Social Media
Digital regulation must empower people to make the internet better
As COVID-19 spread rapidly across the world in 2020, people everywhere were hungry for reliable information. A global network of volunteers rose to the challenge, consolidating information from scientists, journalists and medical professionals, and making it accessible for everyday people.
Two of them live almost 3,200 kilometers away from one another: Dr. Alaa Najjar is a Wikipedia volunteer and medical doctor who spends breaks during his emergency room shift addressing COVID-19 misinformation on the Arabic version of the site. Sweden-based Dr. Netha Hussain, a clinical neuroscientist and doctor, spent her downtime editing COVID-19 articles in English and Malayalam (a language of southwestern India), later focusing her efforts on improving Wikipedia articles about COVID-19 vaccines.
Thanks to Najjar, Hussain and more than 280,000 volunteers, Wikipedia emerged as one of the most trusted sources for up-to-date, comprehensive knowledge about COVID-19, spanning nearly 7,000 articles in 188 languages. Wikipedia’s reach and ability to support knowledge-sharing on a global scale — from informing the public about a major disease to helping students study for tests — is only made possible by laws that enable its collaborative, volunteer-led model to thrive.

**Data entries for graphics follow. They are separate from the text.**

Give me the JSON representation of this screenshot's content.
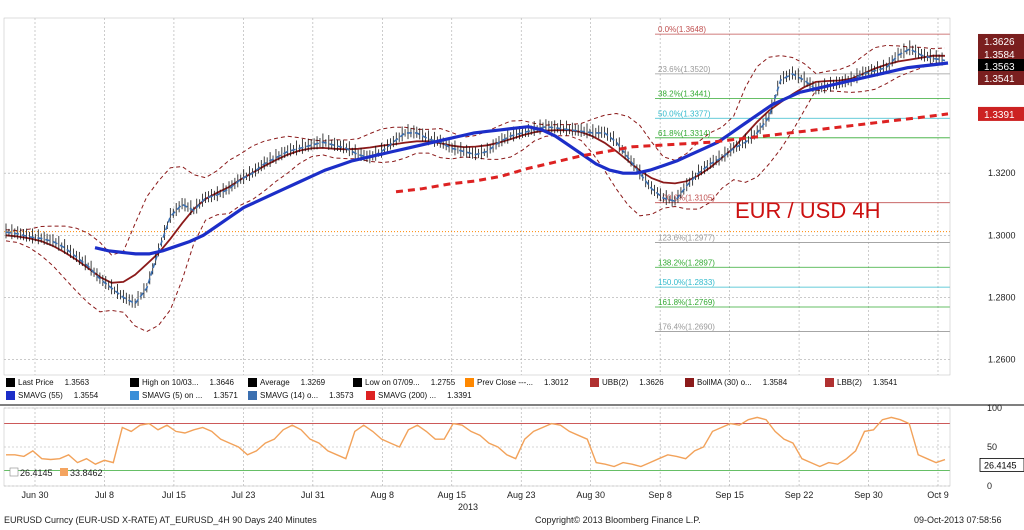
{
  "chart_data": {
    "type": "line",
    "title": "EUR / USD 4H",
    "x_ticks": [
      "Jun 30",
      "Jul 8",
      "Jul 15",
      "Jul 23",
      "Jul 31",
      "Aug 8",
      "Aug 15",
      "Aug 23",
      "Aug 30",
      "Sep 8",
      "Sep 15",
      "Sep 22",
      "Sep 30",
      "Oct 9"
    ],
    "year_label": "2013",
    "ylim": [
      1.255,
      1.37
    ],
    "y_ticks": [
      "1.3200",
      "1.3000",
      "1.2800",
      "1.2600"
    ],
    "price_close": [
      1.301,
      1.3005,
      1.2995,
      1.299,
      1.298,
      1.296,
      1.293,
      1.29,
      1.286,
      1.283,
      1.28,
      1.278,
      1.283,
      1.295,
      1.306,
      1.31,
      1.308,
      1.312,
      1.313,
      1.315,
      1.318,
      1.32,
      1.323,
      1.325,
      1.327,
      1.328,
      1.329,
      1.33,
      1.329,
      1.328,
      1.326,
      1.325,
      1.327,
      1.33,
      1.333,
      1.333,
      1.331,
      1.33,
      1.328,
      1.327,
      1.326,
      1.327,
      1.33,
      1.332,
      1.333,
      1.334,
      1.335,
      1.3345,
      1.334,
      1.3335,
      1.333,
      1.333,
      1.33,
      1.325,
      1.32,
      1.315,
      1.312,
      1.311,
      1.316,
      1.32,
      1.323,
      1.325,
      1.328,
      1.33,
      1.333,
      1.338,
      1.35,
      1.352,
      1.35,
      1.347,
      1.348,
      1.349,
      1.35,
      1.352,
      1.353,
      1.354,
      1.358,
      1.36,
      1.358,
      1.357,
      1.3563
    ],
    "series": [
      {
        "name": "SMAVG (55)",
        "values": [
          1.296,
          1.295,
          1.2945,
          1.294,
          1.294,
          1.295,
          1.2965,
          1.298,
          1.3,
          1.303,
          1.306,
          1.309,
          1.311,
          1.313,
          1.315,
          1.317,
          1.319,
          1.321,
          1.3225,
          1.324,
          1.325,
          1.326,
          1.327,
          1.328,
          1.329,
          1.33,
          1.331,
          1.332,
          1.333,
          1.3335,
          1.334,
          1.3345,
          1.335,
          1.334,
          1.332,
          1.329,
          1.326,
          1.323,
          1.321,
          1.32,
          1.32,
          1.321,
          1.3225,
          1.324,
          1.326,
          1.328,
          1.33,
          1.333,
          1.336,
          1.339,
          1.342,
          1.344,
          1.346,
          1.347,
          1.348,
          1.349,
          1.35,
          1.351,
          1.352,
          1.353,
          1.354,
          1.3545,
          1.355,
          1.3555
        ]
      },
      {
        "name": "SMAVG (200)",
        "values": [
          1.314,
          1.315,
          1.3165,
          1.3175,
          1.319,
          1.3215,
          1.3235,
          1.3255,
          1.327,
          1.3285,
          1.329,
          1.3295,
          1.33,
          1.331,
          1.332,
          1.333,
          1.334,
          1.335,
          1.336,
          1.337,
          1.338,
          1.3391
        ]
      },
      {
        "name": "RSI",
        "values": [
          40,
          40,
          38,
          45,
          35,
          34,
          35,
          40,
          30,
          35,
          28,
          33,
          30,
          75,
          70,
          78,
          80,
          72,
          78,
          70,
          68,
          72,
          75,
          70,
          60,
          55,
          50,
          40,
          45,
          55,
          60,
          72,
          78,
          72,
          60,
          55,
          45,
          40,
          35,
          70,
          78,
          70,
          60,
          55,
          50,
          72,
          78,
          70,
          60,
          60,
          80,
          78,
          70,
          65,
          55,
          50,
          40,
          35,
          60,
          70,
          75,
          80,
          78,
          70,
          65,
          60,
          30,
          28,
          25,
          30,
          28,
          25,
          30,
          35,
          40,
          38,
          35,
          45,
          50,
          70,
          75,
          80,
          78,
          85,
          88,
          85,
          70,
          60,
          55,
          35,
          30,
          25,
          30,
          28,
          35,
          45,
          70,
          72,
          85,
          88,
          85,
          80,
          40,
          35,
          30,
          33.8
        ]
      }
    ],
    "fib_levels": [
      {
        "label": "0.0%(1.3648)",
        "value": 1.3648,
        "color": "#c05050"
      },
      {
        "label": "23.6%(1.3520)",
        "value": 1.352,
        "color": "#999999"
      },
      {
        "label": "38.2%(1.3441)",
        "value": 1.3441,
        "color": "#33aa33"
      },
      {
        "label": "50.0%(1.3377)",
        "value": 1.3377,
        "color": "#33bbcc"
      },
      {
        "label": "61.8%(1.3314)",
        "value": 1.3314,
        "color": "#33aa33"
      },
      {
        "label": "100.0%(1.3105)",
        "value": 1.3105,
        "color": "#c05050"
      },
      {
        "label": "123.6%(1.2977)",
        "value": 1.2977,
        "color": "#999999"
      },
      {
        "label": "138.2%(1.2897)",
        "value": 1.2897,
        "color": "#33aa33"
      },
      {
        "label": "150.0%(1.2833)",
        "value": 1.2833,
        "color": "#33bbcc"
      },
      {
        "label": "161.8%(1.2769)",
        "value": 1.2769,
        "color": "#33aa33"
      },
      {
        "label": "176.4%(1.2690)",
        "value": 1.269,
        "color": "#999999"
      }
    ],
    "right_labels": [
      {
        "text": "1.3626",
        "value": 1.3626,
        "bg": "#7a1f1f"
      },
      {
        "text": "1.3584",
        "value": 1.3584,
        "bg": "#7a1f1f"
      },
      {
        "text": "1.3563",
        "value": 1.3563,
        "bg": "#000000"
      },
      {
        "text": "1.3541",
        "value": 1.3541,
        "bg": "#7a1f1f"
      },
      {
        "text": "1.3391",
        "value": 1.3391,
        "bg": "#cc2222"
      }
    ],
    "rsi_ylim": [
      0,
      100
    ],
    "rsi_ticks": [
      "100",
      "50",
      "0"
    ],
    "rsi_levels": [
      80,
      20
    ],
    "rsi_labels": [
      {
        "text": "26.4145",
        "value": 26.4145,
        "bg": "#ffffff"
      },
      {
        "text": "33.8462",
        "value": 33.8462,
        "bg": "#f4a460"
      }
    ],
    "grid": true
  },
  "legend": {
    "row1": [
      {
        "icon": "last-price",
        "text": "Last Price",
        "value": "1.3563",
        "color": "#000000"
      },
      {
        "icon": "high",
        "text": "High on 10/03...",
        "value": "1.3646",
        "color": "#000000"
      },
      {
        "icon": "average",
        "text": "Average",
        "value": "1.3269",
        "color": "#000000"
      },
      {
        "icon": "low",
        "text": "Low on 07/09...",
        "value": "1.2755",
        "color": "#000000"
      },
      {
        "icon": "prev-close",
        "text": "Prev Close ---...",
        "value": "1.3012",
        "color": "#ff8800"
      },
      {
        "icon": "ubb",
        "text": "UBB(2)",
        "value": "1.3626",
        "color": "#b03030"
      },
      {
        "icon": "bollma",
        "text": "BollMA (30) o...",
        "value": "1.3584",
        "color": "#8b1a1a"
      },
      {
        "icon": "lbb",
        "text": "LBB(2)",
        "value": "1.3541",
        "color": "#b03030"
      }
    ],
    "row2": [
      {
        "icon": "smavg55",
        "text": "SMAVG (55)",
        "value": "1.3554",
        "color": "#1c2ec8"
      },
      {
        "icon": "smavg5",
        "text": "SMAVG (5) on ...",
        "value": "1.3571",
        "color": "#3b8fd8"
      },
      {
        "icon": "smavg14",
        "text": "SMAVG (14) o...",
        "value": "1.3573",
        "color": "#3b6fb0"
      },
      {
        "icon": "smavg200",
        "text": "SMAVG (200) ...",
        "value": "1.3391",
        "color": "#dd2222"
      }
    ]
  },
  "footer": {
    "left": "EURUSD Curncy (EUR-USD X-RATE) AT_EURUSD_4H 90 Days 240 Minutes",
    "center": "Copyright© 2013 Bloomberg Finance L.P.",
    "right": "09-Oct-2013 07:58:56"
  }
}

As the European Parliament considers new regulations aimed at holding Big Tech platforms accountable for illegal content amplified on their websites and apps through packages like the Digital Services Act (DSA), it must protect citizens’ ability to collaborate in service of the public interest.
Lawmakers are right to try to stem the spread of content that causes physical or psychological harm, including content that is illegal in many jurisdictions. As they consider a range of provisions for the comprehensive DSA, we welcome some of the proposed elements, including requirements for greater transparency about how platforms’ content moderation works.
But the current draft also includes prescriptive requirements for how terms of service should be enforced. At first glance, these measures may seem necessary to curb the rising power of social media, prevent the spread of illegal content and ensure the safety of online spaces. But what happens to projects like Wikipedia? Some of the proposed requirements could shift power further away from people to platform providers, stifling digital platforms that operate differently from the large commercial platforms.
Big Tech platforms work in fundamentally different ways than nonprofit, collaborative websites like Wikipedia. All of the articles created by Wikipedia volunteers are available for free, without ads and without tracking our readers’ browsing habits. The commercial platforms’ incentive structures maximize profits and time on site, using algorithms that leverage detailed user profiles to target people with content that is most likely to influence them. They deploy more algorithms to moderate content automatically, which results in errors of over- and under-enforcement. For example, computer programs often confuse artwork and satire with illegal content, while failing to understand human nuance and context necessary to enforce platforms’ actual rules.
The Wikimedia Foundation and affiliates based in specific countries, like Wikimedia Deutschland, support Wikipedia volunteers and their autonomy in making decisions about what information should exist on Wikipedia and what shouldn’t. The online encyclopedia’s open editing model is grounded in the belief that people should decide what information stays on Wikipedia, leveraging established volunteer-developed rules for neutrality and reliable sources.
This model ensures that for any given Wikipedia article on any subject, people who know and care about a topic enforce the rules about what content is allowed on its page. What’s more, our content moderation is transparent and accountable: All conversations between editors on the platform are publicly accessible. It is not a perfect system, but it has largely worked to make Wikipedia a global source of neutral and verified information.
Forcing Wikipedia to operate more like a commercial platform with a top-down power structure, lacking accountability to our readers and editors, would arguably subvert the DSA’s actual public interest intentions by leaving our communities out of important decisions about content.
The internet is at an inflection point. Democracy and civic space are under attack in Europe and around the world. Now, more than ever, all of us need to think carefully about how new rules will foster, not hinder, an online environment that allows for new forms of culture, science, participation and knowledge.
Lawmakers can engage with public interest communities such as ours to develop standards and principles that are more inclusive, more enforceable and more effective. But they should not impose rules that are aimed solely at the most powerful commercial internet platforms.
We all deserve a better, safer internet. We call on lawmakers to work with collaborators across sectors, including Wikimedia, to design regulations that empower citizens to improve it, together.